With the plane carrying people home from Wuhan scheduled to arrive in New Zealand later today, and the people then being screened and transported to a designated quarantine facility for 14 days, I wanted to talk about what we should be doing to protect and care for those health and welfare workers who will be working in environments where they potentially may be exposed to the novel coronavirus.

Of course, infection control processes and procedures are very important.

But I want to focus here on the emotional and mental health and well-being needs of those workers, their families and friends, and the communities they live in.

Staff can often have complex and conflicting thoughts and feelings about working during a public health emergency. Healthcare staff asked to work during the SARS outbreak in Toronto in 2003 reported feeling conflicted between their roles as healthcare providers and parents, feeling professional responsibility but also feeling fear and guilt about potentially exposing their families to infection.

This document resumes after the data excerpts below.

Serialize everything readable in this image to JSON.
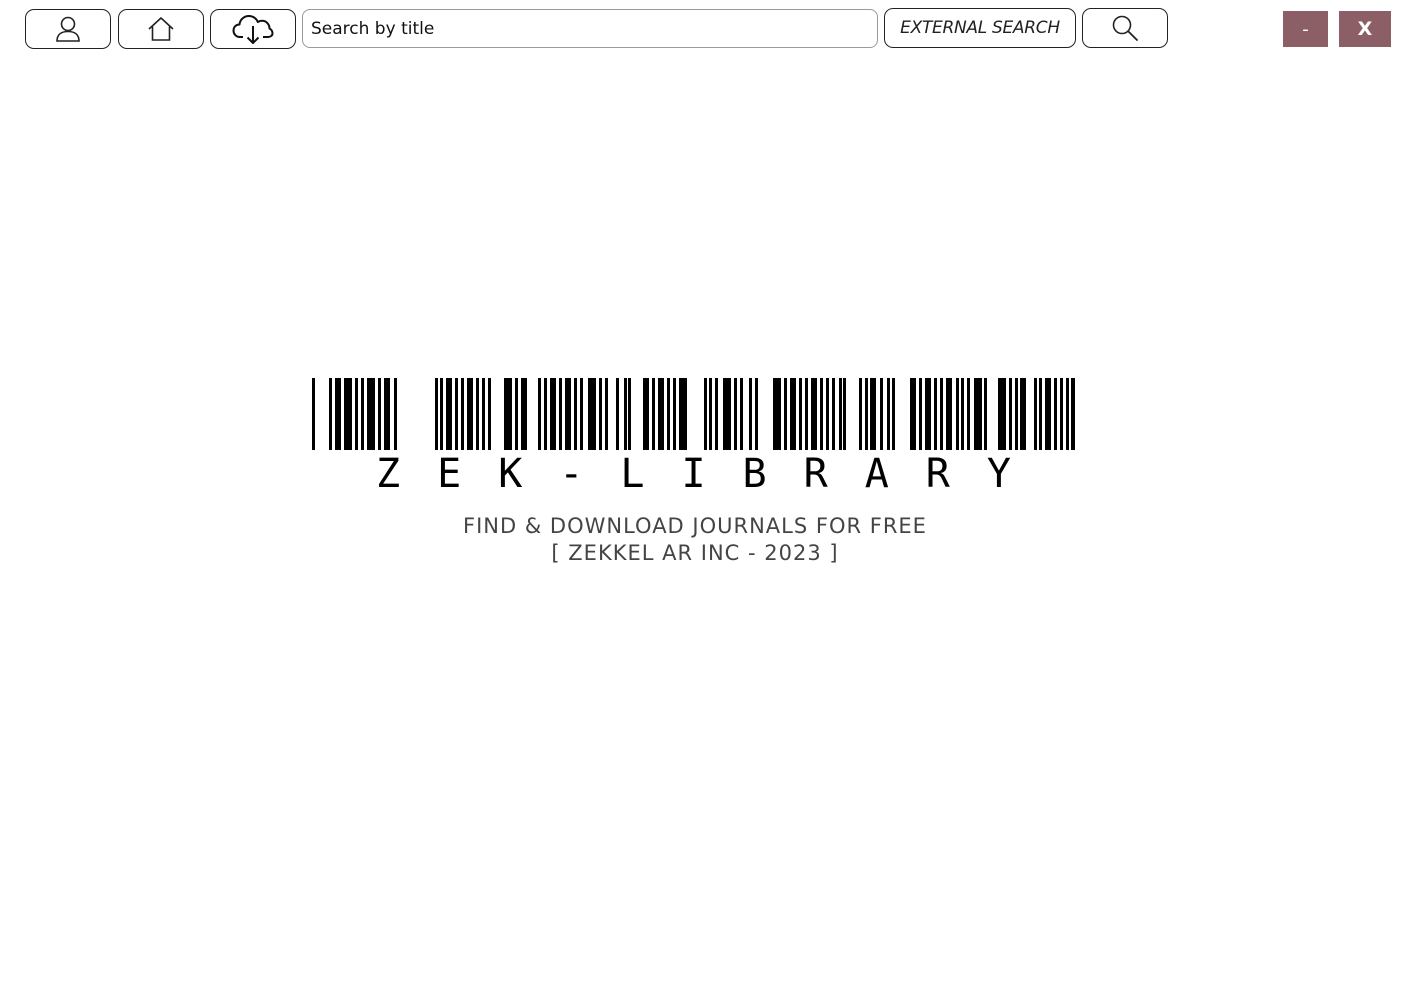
{
  "toolbar": {
    "user_icon": "user-icon",
    "home_icon": "home-icon",
    "download_icon": "cloud-download-icon",
    "search_placeholder": "Search by title",
    "external_search_label": "EXTERNAL SEARCH",
    "search_icon": "magnifier-icon"
  },
  "window_controls": {
    "minimize_label": "-",
    "close_label": "X",
    "button_color": "#8c5f66"
  },
  "splash": {
    "logo_text": "ZEK-LIBRARY",
    "tagline": "FIND & DOWNLOAD JOURNALS FOR FREE",
    "copyright": "[ ZEKKEL AR INC - 2023 ]"
  }
}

One research study interviewed 10 healthcare workers in Toronto who were quarantined at home for 10 days because of their exposure to SARS. They described experiences such as loss, duty, and conflict.

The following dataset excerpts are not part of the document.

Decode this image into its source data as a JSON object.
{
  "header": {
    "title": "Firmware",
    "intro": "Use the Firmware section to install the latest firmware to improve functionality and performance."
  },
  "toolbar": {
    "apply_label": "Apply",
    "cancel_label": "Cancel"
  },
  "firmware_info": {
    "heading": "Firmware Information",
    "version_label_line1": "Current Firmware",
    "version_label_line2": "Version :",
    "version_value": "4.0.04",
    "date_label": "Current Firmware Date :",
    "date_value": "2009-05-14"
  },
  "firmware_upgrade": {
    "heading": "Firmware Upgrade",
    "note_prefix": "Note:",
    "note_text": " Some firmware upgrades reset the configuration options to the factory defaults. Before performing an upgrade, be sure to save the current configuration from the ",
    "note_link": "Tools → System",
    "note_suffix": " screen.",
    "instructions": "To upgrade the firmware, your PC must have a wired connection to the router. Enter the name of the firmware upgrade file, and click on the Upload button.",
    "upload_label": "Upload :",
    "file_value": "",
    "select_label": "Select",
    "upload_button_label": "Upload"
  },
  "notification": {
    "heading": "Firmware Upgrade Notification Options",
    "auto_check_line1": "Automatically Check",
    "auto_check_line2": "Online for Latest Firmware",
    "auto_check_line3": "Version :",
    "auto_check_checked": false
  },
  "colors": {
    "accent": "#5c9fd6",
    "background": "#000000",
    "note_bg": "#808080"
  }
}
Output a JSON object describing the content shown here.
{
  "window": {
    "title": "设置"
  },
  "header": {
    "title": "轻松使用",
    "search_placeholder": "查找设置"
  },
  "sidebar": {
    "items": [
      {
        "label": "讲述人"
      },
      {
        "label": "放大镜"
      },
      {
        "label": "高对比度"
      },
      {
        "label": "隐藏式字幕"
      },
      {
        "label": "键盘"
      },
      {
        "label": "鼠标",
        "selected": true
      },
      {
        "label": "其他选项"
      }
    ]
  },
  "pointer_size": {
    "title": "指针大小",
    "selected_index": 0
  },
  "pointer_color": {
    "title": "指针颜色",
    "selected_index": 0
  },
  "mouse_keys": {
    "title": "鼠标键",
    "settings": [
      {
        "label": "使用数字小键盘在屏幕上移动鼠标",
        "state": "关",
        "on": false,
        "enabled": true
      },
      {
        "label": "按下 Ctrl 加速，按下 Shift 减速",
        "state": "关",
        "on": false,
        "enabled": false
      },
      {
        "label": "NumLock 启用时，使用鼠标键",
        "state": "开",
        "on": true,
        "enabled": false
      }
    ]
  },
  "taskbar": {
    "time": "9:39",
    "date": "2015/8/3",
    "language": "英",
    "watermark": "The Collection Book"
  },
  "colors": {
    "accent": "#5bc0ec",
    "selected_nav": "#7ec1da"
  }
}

A predominant theme in the SARS literature is whether healthcare workers have a duty to treat high-risk patients. While none of these participants in this particular study refused to perform their duties, the fear and and anxiety associated with the risk of contracting SARS was prominent in their minds.

They also found that although their duty as healthcare workers was performed, the dual role of both healthcare worker and family member caused several conflicts. Participants were particularly concerned about infecting family and friends they considered vulnerable. Conflict was also reported between workers who continued working in high-risk situations and the so-called ‘non-essential’ staff members who remained at home and were paid. However, the sense of camaraderie that prevailed amongst those who continued to work and the social contact of working together were seen as positive developments.

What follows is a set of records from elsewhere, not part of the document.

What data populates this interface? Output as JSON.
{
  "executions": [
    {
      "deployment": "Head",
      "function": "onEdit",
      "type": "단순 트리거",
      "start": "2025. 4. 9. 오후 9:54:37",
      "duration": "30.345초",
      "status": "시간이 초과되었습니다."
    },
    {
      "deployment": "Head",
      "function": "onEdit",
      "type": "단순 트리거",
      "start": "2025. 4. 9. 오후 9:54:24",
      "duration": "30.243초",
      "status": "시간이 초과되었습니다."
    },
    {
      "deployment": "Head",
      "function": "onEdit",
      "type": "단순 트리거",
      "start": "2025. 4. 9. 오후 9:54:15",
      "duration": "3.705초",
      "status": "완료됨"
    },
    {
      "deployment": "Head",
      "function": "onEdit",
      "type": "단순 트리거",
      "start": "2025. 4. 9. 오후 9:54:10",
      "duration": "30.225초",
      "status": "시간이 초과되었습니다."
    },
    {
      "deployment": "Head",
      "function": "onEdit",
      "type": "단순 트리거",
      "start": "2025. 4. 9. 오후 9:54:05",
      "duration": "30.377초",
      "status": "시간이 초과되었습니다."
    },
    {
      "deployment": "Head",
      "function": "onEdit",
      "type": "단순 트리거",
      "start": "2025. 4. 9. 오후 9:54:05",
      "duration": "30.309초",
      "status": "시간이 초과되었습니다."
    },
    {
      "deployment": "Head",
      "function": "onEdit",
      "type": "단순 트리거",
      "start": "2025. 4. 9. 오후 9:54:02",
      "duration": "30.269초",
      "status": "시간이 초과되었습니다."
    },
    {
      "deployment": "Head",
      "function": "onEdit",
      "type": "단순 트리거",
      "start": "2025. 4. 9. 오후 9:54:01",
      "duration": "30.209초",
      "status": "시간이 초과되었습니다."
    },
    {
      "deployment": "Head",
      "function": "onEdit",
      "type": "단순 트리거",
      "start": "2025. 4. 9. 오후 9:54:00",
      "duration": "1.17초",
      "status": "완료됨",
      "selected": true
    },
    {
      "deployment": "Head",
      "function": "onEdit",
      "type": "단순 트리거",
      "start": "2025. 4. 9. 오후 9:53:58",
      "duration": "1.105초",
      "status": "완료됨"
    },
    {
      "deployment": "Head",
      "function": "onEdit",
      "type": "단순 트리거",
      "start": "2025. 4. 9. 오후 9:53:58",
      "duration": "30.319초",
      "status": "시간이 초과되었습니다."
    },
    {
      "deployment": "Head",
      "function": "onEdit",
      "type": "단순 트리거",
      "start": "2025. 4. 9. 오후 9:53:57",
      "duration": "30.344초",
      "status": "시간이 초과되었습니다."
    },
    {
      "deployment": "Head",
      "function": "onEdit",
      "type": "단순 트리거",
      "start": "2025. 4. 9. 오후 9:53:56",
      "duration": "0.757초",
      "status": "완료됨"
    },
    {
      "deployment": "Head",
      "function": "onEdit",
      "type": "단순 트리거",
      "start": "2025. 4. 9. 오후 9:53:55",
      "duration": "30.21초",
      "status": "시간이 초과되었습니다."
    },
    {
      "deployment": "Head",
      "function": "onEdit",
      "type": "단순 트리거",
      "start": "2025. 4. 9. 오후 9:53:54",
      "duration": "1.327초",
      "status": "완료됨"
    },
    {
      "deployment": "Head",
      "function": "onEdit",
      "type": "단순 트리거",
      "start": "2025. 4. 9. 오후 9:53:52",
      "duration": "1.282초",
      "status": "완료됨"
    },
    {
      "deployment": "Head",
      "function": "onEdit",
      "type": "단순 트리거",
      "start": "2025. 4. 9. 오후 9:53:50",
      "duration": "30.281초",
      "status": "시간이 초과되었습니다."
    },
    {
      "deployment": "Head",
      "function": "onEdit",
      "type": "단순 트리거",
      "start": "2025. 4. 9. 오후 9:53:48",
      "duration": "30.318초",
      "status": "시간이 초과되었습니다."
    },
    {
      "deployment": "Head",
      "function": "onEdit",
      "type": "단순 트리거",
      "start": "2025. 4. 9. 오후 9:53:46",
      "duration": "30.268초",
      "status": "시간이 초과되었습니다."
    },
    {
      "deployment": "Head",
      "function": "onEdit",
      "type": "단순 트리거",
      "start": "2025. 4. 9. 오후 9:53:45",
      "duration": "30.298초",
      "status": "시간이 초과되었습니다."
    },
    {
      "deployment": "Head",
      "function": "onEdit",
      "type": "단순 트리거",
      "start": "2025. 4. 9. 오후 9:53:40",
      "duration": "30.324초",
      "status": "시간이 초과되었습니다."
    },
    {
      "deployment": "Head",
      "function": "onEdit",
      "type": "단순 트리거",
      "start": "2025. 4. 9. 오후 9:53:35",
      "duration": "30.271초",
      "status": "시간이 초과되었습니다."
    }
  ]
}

A study of emergency department staff in Taiwan during the SARS outbreak of 2003 also found that healthcare workers were worried about their anticipated overtime hours if other staff were quarantined, as well as the stigma of the illness and the health of their families and themselves.

So what can be done?

For those healthcare professionals or other front-line staff working in dangerous conditions, accessible and timely referral paths should be developed for the few who may require mental health services. For example, a confidential telephone support line set up by staff with knowledge and training to be made available for those staff members in quarantine. Just the knowledge that support is available may suffice for many resilient staff members. There is also an opportunity for leadership by example where service-managers advocate and use peer-support. Issues regarding stigma and health workers or front-line staff involved in quarantine responses are understandable but need to be attended to and are likely to subside only when public information and role modelling by authorities at all levels are improved. Racist attitudes require a far stronger response.

I think it’s also important for those workers on the front line, including ancillary staff, are contacted to understand whether they possibly have vulnerable dependents at home, meaning that the impacts of them falling ill or themselves having to enter into quarantine will have an impact on their availability to work in these situations, or potentially generates increased anxiety and worry for their families and community.

Help people to manage their potential conflict between duty and obligation and desire to protect members of their family and wider community; through education, good processes and procedures, and considering protection and support for all family members, not just the worker.